A value stock is a stock that has gone down in price. It is usually considered to be a good buy. Value stocks are based more on the company's assets than the earning potential. The growth of the company is not the issue at hand with a value stock. Investors buy value stocks for shares of a solid company at a good price and that in time the price will reflect the stability of the company. Then the price of the stock will go up.

Speculative stocks are like the new stocks on the block. They are the riskiest stock available. You can either make a lot of money or lose it all quite easily. You have to gauge your own risk level. These are usually brand new companies or unknown companies. This category would include all those dot-coms.

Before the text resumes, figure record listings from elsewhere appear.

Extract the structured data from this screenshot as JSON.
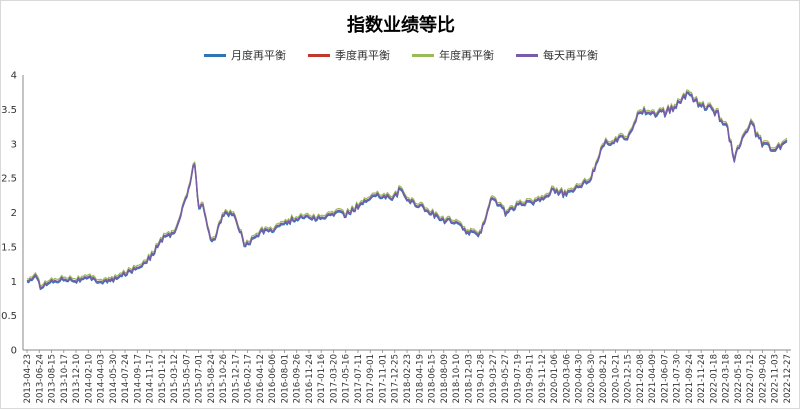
{
  "chart_data": {
    "type": "line",
    "title": "指数业绩等比",
    "ylim": [
      0,
      4
    ],
    "yticks": [
      "0",
      "0.5",
      "1",
      "1.5",
      "2",
      "2.5",
      "3",
      "3.5",
      "4"
    ],
    "xticks": [
      "2013-04-23",
      "2013-06-24",
      "2013-08-15",
      "2013-10-17",
      "2013-12-10",
      "2014-02-10",
      "2014-04-03",
      "2014-05-30",
      "2014-07-24",
      "2014-09-17",
      "2014-11-17",
      "2015-01-12",
      "2015-03-12",
      "2015-05-07",
      "2015-07-01",
      "2015-08-24",
      "2015-10-26",
      "2015-12-17",
      "2016-02-17",
      "2016-04-12",
      "2016-06-06",
      "2016-08-01",
      "2016-09-26",
      "2016-11-24",
      "2017-01-16",
      "2017-03-20",
      "2017-05-16",
      "2017-07-11",
      "2017-09-01",
      "2017-11-01",
      "2017-12-25",
      "2018-02-23",
      "2018-04-19",
      "2018-06-15",
      "2018-08-09",
      "2018-10-10",
      "2018-12-03",
      "2019-01-28",
      "2019-03-27",
      "2019-05-27",
      "2019-07-19",
      "2019-09-11",
      "2019-11-12",
      "2020-01-06",
      "2020-03-06",
      "2020-04-30",
      "2020-06-30",
      "2020-08-21",
      "2020-10-21",
      "2020-12-15",
      "2021-02-08",
      "2021-04-09",
      "2021-06-07",
      "2021-07-30",
      "2021-09-24",
      "2021-11-24",
      "2022-01-18",
      "2022-03-18",
      "2022-05-18",
      "2022-07-12",
      "2022-09-02",
      "2022-11-03",
      "2022-12-27"
    ],
    "legend_position": "top",
    "series": [
      {
        "name": "月度再平衡",
        "color": "#2e75b6",
        "offset": -0.02
      },
      {
        "name": "季度再平衡",
        "color": "#c0392b",
        "offset": 0.0
      },
      {
        "name": "年度再平衡",
        "color": "#9bbb59",
        "offset": 0.03
      },
      {
        "name": "每天再平衡",
        "color": "#7a5ba8",
        "offset": 0.0
      }
    ],
    "x": [
      "2013-04-23",
      "2013-06-01",
      "2013-06-24",
      "2013-08-15",
      "2013-10-17",
      "2013-12-10",
      "2014-02-10",
      "2014-04-03",
      "2014-05-30",
      "2014-07-24",
      "2014-09-17",
      "2014-11-17",
      "2015-01-12",
      "2015-03-12",
      "2015-05-07",
      "2015-06-12",
      "2015-07-01",
      "2015-07-20",
      "2015-08-24",
      "2015-09-15",
      "2015-10-26",
      "2015-12-17",
      "2016-01-28",
      "2016-02-17",
      "2016-04-12",
      "2016-06-06",
      "2016-08-01",
      "2016-09-26",
      "2016-11-24",
      "2017-01-16",
      "2017-03-20",
      "2017-05-16",
      "2017-07-11",
      "2017-09-01",
      "2017-11-01",
      "2017-12-25",
      "2018-01-25",
      "2018-02-23",
      "2018-04-19",
      "2018-06-15",
      "2018-08-09",
      "2018-10-10",
      "2018-12-03",
      "2019-01-28",
      "2019-03-27",
      "2019-05-27",
      "2019-07-19",
      "2019-09-11",
      "2019-11-12",
      "2020-01-06",
      "2020-03-06",
      "2020-04-30",
      "2020-06-30",
      "2020-08-21",
      "2020-10-21",
      "2020-12-15",
      "2021-02-08",
      "2021-04-09",
      "2021-06-07",
      "2021-07-30",
      "2021-09-24",
      "2021-11-24",
      "2022-01-18",
      "2022-03-18",
      "2022-04-26",
      "2022-05-18",
      "2022-07-12",
      "2022-09-02",
      "2022-11-03",
      "2022-12-27"
    ],
    "values": [
      1.0,
      1.08,
      0.93,
      1.0,
      1.05,
      1.02,
      1.05,
      1.0,
      1.02,
      1.12,
      1.2,
      1.35,
      1.62,
      1.72,
      2.25,
      2.75,
      2.05,
      2.1,
      1.62,
      1.65,
      2.0,
      1.95,
      1.55,
      1.55,
      1.72,
      1.76,
      1.85,
      1.92,
      1.95,
      1.9,
      2.0,
      1.98,
      2.1,
      2.2,
      2.27,
      2.22,
      2.35,
      2.2,
      2.12,
      2.0,
      1.9,
      1.85,
      1.72,
      1.68,
      2.25,
      2.0,
      2.1,
      2.15,
      2.2,
      2.35,
      2.25,
      2.4,
      2.5,
      3.0,
      3.05,
      3.1,
      3.5,
      3.45,
      3.45,
      3.55,
      3.75,
      3.55,
      3.5,
      3.3,
      2.8,
      2.95,
      3.3,
      3.0,
      2.9,
      3.05
    ]
  }
}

Preferred stock happens when a company issues different classes of stock. The company could have a common stock and then have a preferred stock. The preferred stock has a higher claim to company earnings, such as dividend payments. The amount of the dividend payment is fixed, unlike the common stock, and will be paid before common stocks are. If you own a preferred stock in a company that is not doing well, you will still get your fixed payment. You will also share in the assets in the case of a bankruptcy before those holding common stock will.

These are the most commonly thrown around stock types. You have probably heard of them around the water cooler at work or on the news. There are several other types of stocks that are also available, including convertible preferred stocks and blue-chip stocks. It is essential that you understand the different types of stocks when looking to invest. They all have different benefits and drawbacks. What type of stock you invest in depends on what you want to see from your investment. Are you looking for a quick way to make a lot of money or are you wanting to invest money and simply let it grow over time Ask yourself these questions when looking at what type of stock works for your financial goals.